The current generation of Sensor Dot is ready to tackle these goals in the real-world. At the time of writing (January 2021), we have monitored over 150 people with this set up (and counting), accounting for more than 2000 focal and generalized seizures. Of course, we continue to improve our technology and work with all stakeholders to make sure the Why keeps fitting the What. For instance, with increased data recording capabilities comes the need to automate the data review process to avoid overloading neurologists with datasets they do not have the time to review.
The current generation of Sensor Dot is ready to tackle these goals in the real-world. Sensor Dot has monitored more than 150 people with epilepsy accounting for more than 2000 seizures.
Summary
We hope this post helps in clarifying why we are developing Sensor Dot for epilepsy the way we are. A seizure monitoring tool that extends the capabilities of the traditional video-EEG set up beyond the walls of the hospital a few weeks at a time.
We are incredibly excited to continue our work with the epilepsy community to get Sensor Dot in the right hands. Please follow us on this blog, Twitter, LinkedIn, or any of our other social media channels to stay up to date, and feel free to reach out via our website!
Further reading
The introduction of this post only touches briefly on some important topics. If you are interested in learning more, we recommend the following sources:
- The basics of epilepsy by the American Epilepsy Foundation (and basically all other educational materials on their website).
- The Epilepsy Fact Sheet by the World Health Organization (WHO).
- The Education section on the website of the International League Against Epilepsy (ILAE), including https://www.epilepsydiagnosis.org.

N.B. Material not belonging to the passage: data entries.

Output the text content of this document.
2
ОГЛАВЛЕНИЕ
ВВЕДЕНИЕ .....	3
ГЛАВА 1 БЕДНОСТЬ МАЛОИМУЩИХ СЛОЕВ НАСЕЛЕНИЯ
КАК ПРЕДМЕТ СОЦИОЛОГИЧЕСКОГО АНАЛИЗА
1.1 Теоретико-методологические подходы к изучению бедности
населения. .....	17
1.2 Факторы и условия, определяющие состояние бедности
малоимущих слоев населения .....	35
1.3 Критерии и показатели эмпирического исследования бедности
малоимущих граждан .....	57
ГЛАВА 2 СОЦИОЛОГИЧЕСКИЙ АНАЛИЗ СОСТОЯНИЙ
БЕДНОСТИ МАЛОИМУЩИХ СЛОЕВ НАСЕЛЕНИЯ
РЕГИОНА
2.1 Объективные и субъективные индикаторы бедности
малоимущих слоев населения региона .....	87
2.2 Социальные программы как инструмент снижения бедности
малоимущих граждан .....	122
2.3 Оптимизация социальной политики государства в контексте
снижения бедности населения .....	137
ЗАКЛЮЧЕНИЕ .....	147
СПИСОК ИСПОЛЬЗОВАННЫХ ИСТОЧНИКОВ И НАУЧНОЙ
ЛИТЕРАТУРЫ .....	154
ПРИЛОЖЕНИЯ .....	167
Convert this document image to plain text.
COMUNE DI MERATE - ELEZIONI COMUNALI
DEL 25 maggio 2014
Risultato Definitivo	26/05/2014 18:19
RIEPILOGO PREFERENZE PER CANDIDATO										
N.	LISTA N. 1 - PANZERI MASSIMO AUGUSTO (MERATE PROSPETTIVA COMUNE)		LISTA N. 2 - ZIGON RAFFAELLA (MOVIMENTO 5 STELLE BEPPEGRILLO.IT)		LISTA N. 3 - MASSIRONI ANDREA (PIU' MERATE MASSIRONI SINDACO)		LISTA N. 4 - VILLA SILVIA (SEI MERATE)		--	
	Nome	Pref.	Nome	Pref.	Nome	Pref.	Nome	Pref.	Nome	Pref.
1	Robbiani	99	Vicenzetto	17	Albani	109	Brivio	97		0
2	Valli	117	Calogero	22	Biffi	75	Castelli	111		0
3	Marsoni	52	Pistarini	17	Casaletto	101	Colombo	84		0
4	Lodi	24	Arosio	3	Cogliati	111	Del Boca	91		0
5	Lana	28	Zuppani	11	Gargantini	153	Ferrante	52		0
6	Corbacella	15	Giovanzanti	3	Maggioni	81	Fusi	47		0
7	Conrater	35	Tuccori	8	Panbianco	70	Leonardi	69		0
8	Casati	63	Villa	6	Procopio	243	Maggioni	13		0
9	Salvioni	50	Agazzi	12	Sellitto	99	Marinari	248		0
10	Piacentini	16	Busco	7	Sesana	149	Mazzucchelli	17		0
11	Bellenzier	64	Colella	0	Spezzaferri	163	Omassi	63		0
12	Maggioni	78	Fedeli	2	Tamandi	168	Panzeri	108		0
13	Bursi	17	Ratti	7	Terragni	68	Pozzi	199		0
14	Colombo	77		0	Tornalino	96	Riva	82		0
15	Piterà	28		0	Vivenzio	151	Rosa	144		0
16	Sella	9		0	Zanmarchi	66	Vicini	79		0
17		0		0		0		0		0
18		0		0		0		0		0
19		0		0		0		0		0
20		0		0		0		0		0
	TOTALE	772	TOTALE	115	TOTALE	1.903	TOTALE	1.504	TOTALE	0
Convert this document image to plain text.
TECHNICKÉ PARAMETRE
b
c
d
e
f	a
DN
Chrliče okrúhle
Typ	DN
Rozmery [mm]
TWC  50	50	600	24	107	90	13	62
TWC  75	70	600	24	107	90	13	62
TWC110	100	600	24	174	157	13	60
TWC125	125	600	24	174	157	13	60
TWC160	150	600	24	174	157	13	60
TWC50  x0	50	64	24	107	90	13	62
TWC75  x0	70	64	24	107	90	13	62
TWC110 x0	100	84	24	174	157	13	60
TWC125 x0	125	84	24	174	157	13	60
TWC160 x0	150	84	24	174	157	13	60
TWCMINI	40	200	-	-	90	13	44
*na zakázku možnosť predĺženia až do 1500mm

- The Seizure First Aid training organized by the American Epilepsy Foundation. Everyone at Byteflies has completed this course and it is a fantastic way to learn more about epilepsy and become seizure first aid certified in the process!
The information contained in this article represents the views and opinions of the writer(s) and does not necessarily represent the views or opinions of other parties referenced or mentioned therein.
The article is not intended to be a substitute for professional medical advice, diagnosis, or treatment. Always seek the advice of your physician or other qualified healthcare professional with any questions you may have regarding a medical condition. Never disregard professional medical advice or delay in seeking it because of something you read in this article.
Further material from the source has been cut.